Setelah kuakhiri panggilan tersebut, aku menatap langit yang gelap, berharap bahwa semuanya akan baik-baik saja. Angin malam menyapu rambutku, membawa kesegaran yang kontras dengan kegelapan hatiku. Aku merasa seperti berada di persimpangan hidup, di antara rasa takut akan masa depan dan harapan akan perubahan yang mungkin membawa kebaikan.

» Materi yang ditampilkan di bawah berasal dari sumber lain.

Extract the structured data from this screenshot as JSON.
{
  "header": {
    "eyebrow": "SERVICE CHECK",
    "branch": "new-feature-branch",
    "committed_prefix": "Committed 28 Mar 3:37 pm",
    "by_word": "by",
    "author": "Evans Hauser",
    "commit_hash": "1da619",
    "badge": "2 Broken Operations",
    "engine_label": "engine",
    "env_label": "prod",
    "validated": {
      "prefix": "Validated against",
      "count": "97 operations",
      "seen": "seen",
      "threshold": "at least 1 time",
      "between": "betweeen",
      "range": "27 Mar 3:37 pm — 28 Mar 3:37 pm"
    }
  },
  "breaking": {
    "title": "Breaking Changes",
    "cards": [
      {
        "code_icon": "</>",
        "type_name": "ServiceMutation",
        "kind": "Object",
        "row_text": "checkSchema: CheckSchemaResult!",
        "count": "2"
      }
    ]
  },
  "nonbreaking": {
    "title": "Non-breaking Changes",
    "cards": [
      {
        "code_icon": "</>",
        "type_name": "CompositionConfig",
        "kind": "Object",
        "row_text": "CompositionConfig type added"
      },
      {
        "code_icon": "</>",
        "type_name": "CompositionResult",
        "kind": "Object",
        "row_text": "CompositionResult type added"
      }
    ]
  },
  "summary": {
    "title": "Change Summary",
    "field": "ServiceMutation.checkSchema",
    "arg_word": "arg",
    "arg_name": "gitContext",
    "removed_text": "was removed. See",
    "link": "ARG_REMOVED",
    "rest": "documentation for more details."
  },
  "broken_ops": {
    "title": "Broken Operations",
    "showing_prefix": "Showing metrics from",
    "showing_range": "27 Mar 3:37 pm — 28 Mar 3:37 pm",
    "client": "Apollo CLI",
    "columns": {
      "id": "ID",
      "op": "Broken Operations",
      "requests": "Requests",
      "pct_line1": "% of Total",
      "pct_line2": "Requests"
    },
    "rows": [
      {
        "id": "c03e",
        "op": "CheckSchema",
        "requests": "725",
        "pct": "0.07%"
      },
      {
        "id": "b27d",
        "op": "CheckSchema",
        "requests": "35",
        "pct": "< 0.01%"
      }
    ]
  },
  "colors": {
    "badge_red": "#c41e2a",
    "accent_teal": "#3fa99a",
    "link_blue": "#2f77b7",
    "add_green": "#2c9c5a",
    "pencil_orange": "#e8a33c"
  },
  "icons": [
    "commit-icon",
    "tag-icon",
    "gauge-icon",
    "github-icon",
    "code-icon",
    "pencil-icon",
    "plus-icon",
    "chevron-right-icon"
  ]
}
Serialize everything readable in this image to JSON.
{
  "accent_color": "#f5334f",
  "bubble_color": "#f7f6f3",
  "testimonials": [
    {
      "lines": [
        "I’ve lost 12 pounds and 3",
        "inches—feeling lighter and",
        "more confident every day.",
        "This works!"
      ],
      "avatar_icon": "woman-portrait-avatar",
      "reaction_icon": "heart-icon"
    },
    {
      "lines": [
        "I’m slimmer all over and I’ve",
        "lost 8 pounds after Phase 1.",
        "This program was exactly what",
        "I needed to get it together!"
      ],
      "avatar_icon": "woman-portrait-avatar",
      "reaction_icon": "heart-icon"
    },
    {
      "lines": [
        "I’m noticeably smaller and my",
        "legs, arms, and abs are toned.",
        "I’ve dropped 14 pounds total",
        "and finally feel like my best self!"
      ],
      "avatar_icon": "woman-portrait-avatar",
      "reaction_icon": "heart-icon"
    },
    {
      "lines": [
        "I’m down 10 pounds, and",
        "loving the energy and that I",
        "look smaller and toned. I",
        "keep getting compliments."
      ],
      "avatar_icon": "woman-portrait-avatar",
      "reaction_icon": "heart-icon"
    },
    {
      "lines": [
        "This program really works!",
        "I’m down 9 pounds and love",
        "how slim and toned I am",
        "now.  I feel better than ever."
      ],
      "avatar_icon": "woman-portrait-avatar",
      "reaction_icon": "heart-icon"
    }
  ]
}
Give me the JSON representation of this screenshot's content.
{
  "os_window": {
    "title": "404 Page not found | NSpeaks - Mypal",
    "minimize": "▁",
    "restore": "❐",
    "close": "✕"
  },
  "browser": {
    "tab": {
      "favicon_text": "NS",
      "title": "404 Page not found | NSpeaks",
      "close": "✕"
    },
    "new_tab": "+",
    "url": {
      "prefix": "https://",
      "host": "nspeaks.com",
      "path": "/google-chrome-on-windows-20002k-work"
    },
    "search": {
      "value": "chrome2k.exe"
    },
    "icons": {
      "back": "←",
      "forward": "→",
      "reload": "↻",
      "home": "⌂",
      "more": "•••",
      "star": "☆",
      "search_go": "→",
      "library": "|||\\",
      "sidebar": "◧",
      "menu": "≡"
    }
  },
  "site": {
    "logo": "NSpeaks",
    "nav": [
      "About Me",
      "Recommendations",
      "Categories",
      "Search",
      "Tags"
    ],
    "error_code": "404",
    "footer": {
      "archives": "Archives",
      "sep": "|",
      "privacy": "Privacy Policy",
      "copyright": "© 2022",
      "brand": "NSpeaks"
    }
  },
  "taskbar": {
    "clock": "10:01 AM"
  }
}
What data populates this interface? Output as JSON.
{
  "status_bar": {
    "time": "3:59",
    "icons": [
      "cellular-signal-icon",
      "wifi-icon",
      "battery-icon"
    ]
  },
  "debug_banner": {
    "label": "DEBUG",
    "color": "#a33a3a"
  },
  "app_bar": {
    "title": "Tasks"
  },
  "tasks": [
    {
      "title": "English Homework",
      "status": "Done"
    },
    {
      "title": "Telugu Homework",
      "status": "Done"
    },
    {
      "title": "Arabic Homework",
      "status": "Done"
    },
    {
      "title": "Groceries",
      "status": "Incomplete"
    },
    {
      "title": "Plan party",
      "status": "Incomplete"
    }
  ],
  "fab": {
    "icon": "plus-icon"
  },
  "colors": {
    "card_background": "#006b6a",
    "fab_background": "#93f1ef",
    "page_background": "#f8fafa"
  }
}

"Aku harus kuat," bisikku pada diriku sendiri, mencoba menenangkan gelombang emosi yang memenuhi pikiranku. Langit malam memberi kesempatan untuk merenung, untuk mencari jawaban di antara bintang-bintang yang bersinar di kejauhan. Aku berjanji pada diriku sendiri bahwa aku akan berada di sana untuk Lucy, bahkan jika itu berarti menghadapi kegelapan yang menunggu di depanku.

The next day

Natsu POV

Aku menghabiskan seluruh waktu di sekolah untuk menghindari Lisanna. Setiap hari, mulai dari saat baru datang hingga makan siang, Lisanna selalu muncul di depanku dengan aneka macam makanan ringan, kue, bahkan cokelat yang dia bawa dengan senyum manisnya yang tak kenal lelah.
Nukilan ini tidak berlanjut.